STK addresses VSM issues

STK addresses VSM issues

Heidi Biggar

With the release of Virtual Storage Manager (VSM) 2.0, StorageTek says it has overcome installation issues that have plagued the software since its December announcement. VSM is an integrated disk and software solution that maximizes total storage capacity by making more efficient use of tape cartridges.

"The issue customers had with VSM 1.0," says Gary Francis, vice president and general manager of StorageTek`s enterprise nearline business group, "was its reliance on certain services within [IBM`s] Open Edition. We assumed our customers would have a much higher knowledge level of the Open Edition environment than they actually had."

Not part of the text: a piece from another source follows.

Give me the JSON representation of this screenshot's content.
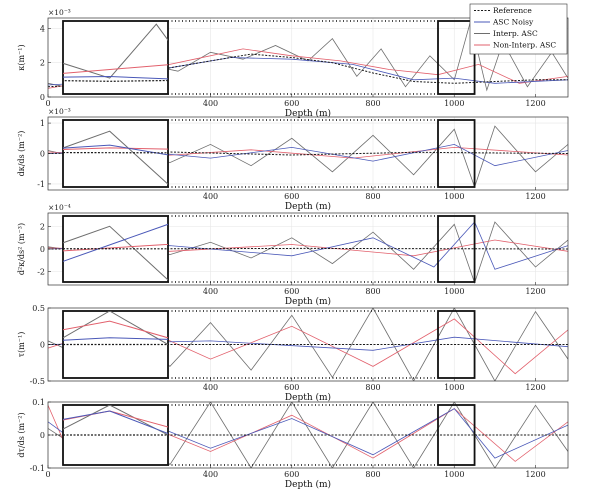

StorageTek admits to knowing a year ago that customers were not implementing Open Edition as quickly as anticipated, but says it believed it was still in the company`s best interest to move forward with the release, while developing a solution in-house.

"Rather than wait, we released VSM 1.0 to satisfy specific customer needs in a timely manner," says Francis. Among those requesting the software were users looking toward Y2K testing.

"For strategic reasons it also made sense," adds Francis. By using existing code, StorageTek saved time and money and stood to gain ground in the emerging open-systems arena. A component of MVS, Open Edition allows users to run Unix-based applications on mainframes.

"By providing a piece of code that was compatible with more of an open-systems environment, we believed VSM would have a higher degree of portability as we moved into that environment," says Francis. "We`ve found other ways of doing that which don`t require Open Edition."

StorageTek is working on an approach that focuses on sizing the number of tape drives to peak demand periods, which would reduce total hardware requirements in a SAN environment.

"Anything that can reduce backup and restore time also has real value for the open-systems market, as more business-critical application depend on Unix and NT," adds John McArthur, director of storage research at Framingham, based-International Data Corp.

In addition to an easier install process, VSM 2.0 boasts improved performance and support for MVS 5.2 and STK 9840 tape drives. A typical mount with VSM 2.0 takes less than 0.5 seconds, compared to 1 to 3 seconds for release 1.0, according to Francis.

An entry-level VSM system is priced at $392,000, which includes VSM 2.0, 18GB of disk capacity, and eight ESCON channels. Software upgrades are free.